Technology powered a range of other critical solutions. With one in three children missing out on remote learning globally when COVID-19 shuttered schools, countries such as Moldova rapidly deployed a new online platform to offer virtual classes. Libya rolled out a massive telemedicine initiative -- hundreds of doctors now offer virtual medical consultations and e-prescriptions -- vital services during COVID-19. As the virus hit, a shadow pandemic of gender-based violence swept across the globe. In response, Montenegro, for instance, rolled-out the Be Safe mobile app, which can immediately connect victims of domestic violence to professional teams who offer support and advice. As many countries simply shut down their courts during the pandemic, Fiji established an e-court system to allow people to gain timely access to justice.

The pandemic has demonstrated that local communities possess many of the bright ideas needed to tackle the world’s stubborn challenges. This is the thinking behind the United Nations Development Programme’s (UNDP) Accelerator Labs network, the world's largest and fastest learning network on sustainable development challenges. Now serving 115 countries, the labs supported small businesses and local artisans to create more than one million face masks as supply chains ground to a halt. The labs are also supporting innovators like Erico who is scaling-up a drone system designed to deliver medical supplies to remote communities in Cabo Verde, for example.

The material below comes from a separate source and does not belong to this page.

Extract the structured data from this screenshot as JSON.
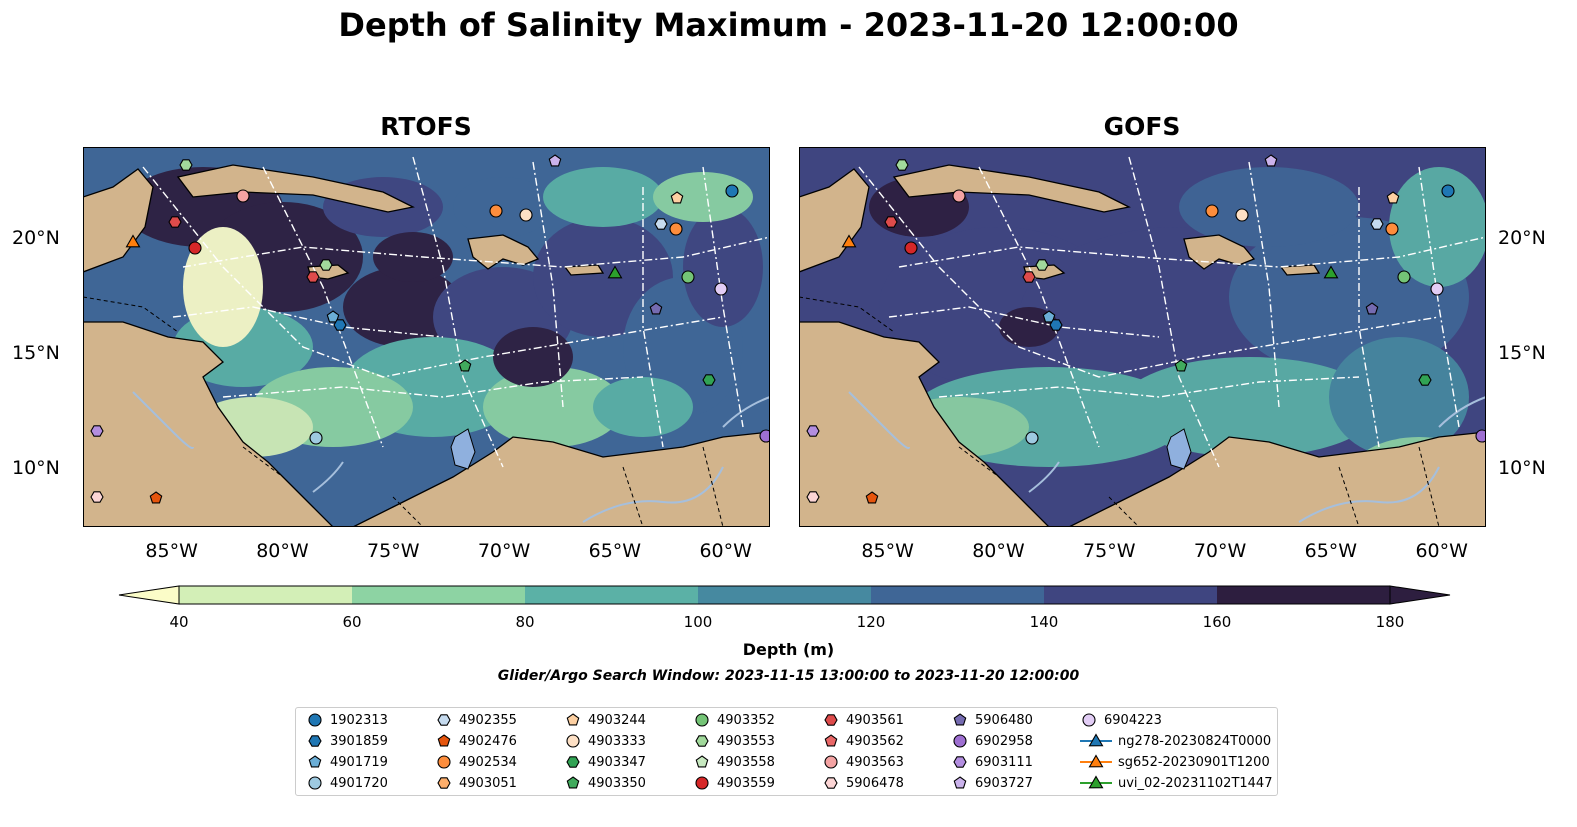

Yet the innovators and entrepreneurs of the world need much more support and long-term financial investment in their grassroots solutions to tackle our climate and nature crises -- from both Governments and the international community. Many countries will need to transform their outdated systems, including updating laws and regulations to give grassroots innovators and entrepreneurs the space to experiment, to fail, and to try again. In particular, developing countries need support to implement a just transition from fossil fuels to clean, renewable energy that will bring electricity to the nearly 800 million people who have been left in the dark. And we have the solutions: everything from clean cooking innovations and solar-powered water pumps to new business models for clean energy mini-grids and renewable energy batteries. The task is now to roll them out at scale and support new innovations to power homes, hospitals, schools, and businesses and drive down greenhouse gas emissions. And critically, we need to make a conscious effort to learn from local innovators to hear what they tell us about shaping a global green economy.

Given that many of the solutions will involve digital disruption, the 2.9 billion people still offline need access to affordable internet as a priority. A worthwhile investment of $428 billion could achieve universal broadband connectivity by the end of this decade.

This much is clear: COVID-19 has consigned the top-down development model to history. Local heroes will be the source of many of the development solutions that are needed to achieve the Global Goals, towards that greener, more sustainable future for all.